The first thing I noticed was: what are
these tall big men doing in such small slender boats? I asked Johan
Offermans, the president of the International Soling Association,
himself a tall man (if I stand on a chair we can just about see each
other straight in the eyes – that tall), but he adroitly evaded an
answer by saying that he had a bigger boat at home – yeah right.
Ludwig Beurle, Yann Neergaard, Roman Koch. No gaunt little men. By
the way, almost all competitors were men, except for one woman:
Susanne Kuchta.
The second thing I noticed is the chaos
and heated temperaments at the start, and the (relative) quiet
immediately afterwards -except for some skirmishes when the ships
were rounding the marks.
The third thing I noticed was the
importance of the weather. In order to sail you need wind. But the
wind is not always there. And no wind is a terrible thing in sailing.

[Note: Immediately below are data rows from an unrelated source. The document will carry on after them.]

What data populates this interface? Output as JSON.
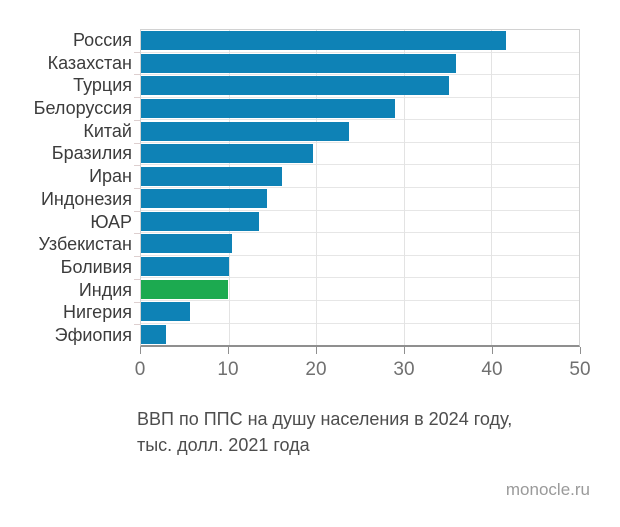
{
  "chart_data": {
    "type": "bar",
    "orientation": "horizontal",
    "title": "ВВП по ППС на душу населения в 2024 году, тыс. долл. 2021 года",
    "categories": [
      "Россия",
      "Казахстан",
      "Турция",
      "Белоруссия",
      "Китай",
      "Бразилия",
      "Иран",
      "Индонезия",
      "ЮАР",
      "Узбекистан",
      "Боливия",
      "Индия",
      "Нигерия",
      "Эфиопия"
    ],
    "values": [
      41.7,
      36.0,
      35.2,
      29.0,
      23.8,
      19.6,
      16.1,
      14.4,
      13.5,
      10.4,
      10.0,
      9.9,
      5.6,
      2.9
    ],
    "highlight_category": "Индия",
    "highlight_index": 11,
    "bar_color": "#0e82b6",
    "highlight_color": "#1caa50",
    "x_ticks": [
      0,
      10,
      20,
      30,
      40,
      50
    ],
    "xlim": [
      0,
      50
    ],
    "grid": true,
    "legend": false
  },
  "caption": {
    "line1": "ВВП по ППС на душу населения в 2024 году,",
    "line2": "тыс. долл. 2021 года"
  },
  "source": "monocle.ru"
}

On the second day of the championship, Tuesday 11 June, there was too
little wind, and I have never seen so many bored men together at the
same time.
Or there is too much wind. Or the wind
is not continuously blowing steadily from one direction, like you
wish it would, but hopping about, dwindling to a mere breath one
moment, and blowing up to a storm the next. Before and during the
regatta, the Principal Racing Officer (in this case Thomas Jørgensen)
was keeping a close eye on the wind, together with helpers along the
racing course. Reason for this is that the wind has to blow form the
same direction all the time during the race, otherwise it's not fair.
The nice thing is that you can move the course easily on the water:
just move the buoys a couple of degrees, and you're ready. Not
something that would make cyclists happy at the Tour de France. But
then of course the Alpe d'Huez doesn't change that much from day to
day.
The fourth thing that attracted my
attention was that club life is the same everywhere. Well, in the
Netherlands you wouldn't have an all-male meeting with little dishes
of gummi bears and other sweets on the table, accompanying the
coffee. You will, though, in Kaløvig Bådelaug... But the
dedication, from early in the morning until late at night, the fun,
the jokes, the problems (sometimes) and the mutual generosity are the
same. Recreational sport is 'hyggelig' – and, let's not forget,
the breeding ground for professionals!